Renjith Ms
2 min readMar 24, 2021

Mask rcnn

Mask RCNN is a deep neural network for solving instance segmentation problem in computer vision. Given an image as input to Mask rcnn, it gives the object bounding boxes, classes and masks as output.

Terms which needs to be under stood for understanding Mask rcnn

  1. Feature Pyramid Networks for Object Detection

video explain the FPN paper https://arxiv.org/abs/1612.03144

FPN in Breif

FPN composes of a bottom-up and a top-down pathway. The bottom-up pathway is the usual convolutional network for feature extraction. As we go up, the spatial resolution decreases.
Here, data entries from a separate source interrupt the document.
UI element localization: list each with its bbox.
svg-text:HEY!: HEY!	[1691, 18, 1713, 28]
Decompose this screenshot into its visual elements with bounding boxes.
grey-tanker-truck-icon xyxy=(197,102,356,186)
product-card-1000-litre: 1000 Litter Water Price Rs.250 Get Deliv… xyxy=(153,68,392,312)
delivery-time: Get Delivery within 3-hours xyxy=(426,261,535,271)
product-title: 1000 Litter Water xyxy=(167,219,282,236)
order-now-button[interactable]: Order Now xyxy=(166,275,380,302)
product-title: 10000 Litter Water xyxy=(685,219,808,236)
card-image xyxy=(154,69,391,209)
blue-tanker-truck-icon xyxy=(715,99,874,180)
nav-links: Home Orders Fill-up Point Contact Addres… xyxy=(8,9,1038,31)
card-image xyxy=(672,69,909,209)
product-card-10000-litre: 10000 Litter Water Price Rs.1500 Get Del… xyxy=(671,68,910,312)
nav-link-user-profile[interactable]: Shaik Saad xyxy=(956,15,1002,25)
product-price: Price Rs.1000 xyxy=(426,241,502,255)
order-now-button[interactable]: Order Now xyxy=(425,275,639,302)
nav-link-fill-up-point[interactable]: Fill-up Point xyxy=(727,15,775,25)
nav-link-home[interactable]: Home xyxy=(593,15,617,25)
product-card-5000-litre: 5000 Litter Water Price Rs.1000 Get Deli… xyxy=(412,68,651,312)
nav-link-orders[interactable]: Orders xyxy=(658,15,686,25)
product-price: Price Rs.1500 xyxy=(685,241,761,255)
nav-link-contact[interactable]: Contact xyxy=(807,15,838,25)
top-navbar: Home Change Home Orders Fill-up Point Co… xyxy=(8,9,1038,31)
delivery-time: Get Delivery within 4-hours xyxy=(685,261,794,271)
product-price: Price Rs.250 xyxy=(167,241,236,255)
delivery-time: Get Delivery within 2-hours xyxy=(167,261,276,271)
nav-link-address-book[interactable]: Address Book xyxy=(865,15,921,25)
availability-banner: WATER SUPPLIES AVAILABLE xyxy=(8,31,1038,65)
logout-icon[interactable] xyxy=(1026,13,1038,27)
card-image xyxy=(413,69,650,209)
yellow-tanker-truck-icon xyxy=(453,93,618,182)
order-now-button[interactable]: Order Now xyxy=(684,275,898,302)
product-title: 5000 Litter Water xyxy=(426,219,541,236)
With more high-level structures detected, the semantic value for each layer increases.

SSD makes detection from multiple feature maps. However, the bottom layers are not selected for object detection. They are in high resolution but the semantic value is not high enough to justify its use as the speed slow-down is significant. So SSD only uses upper layers for detection and therefore performs much worse for small objects.

FPN provides a top-down pathway to construct higher resolution layers from a semantic rich layer.

While the reconstructed layers are semantic strong but the locations of objects are not precise after all the downsampling and upsampling. We add lateral connections between reconstructed layers and the corresponding feature maps to help the detector to predict the location betters. It also acts as skip connections to make training easier (similar to what ResNet does).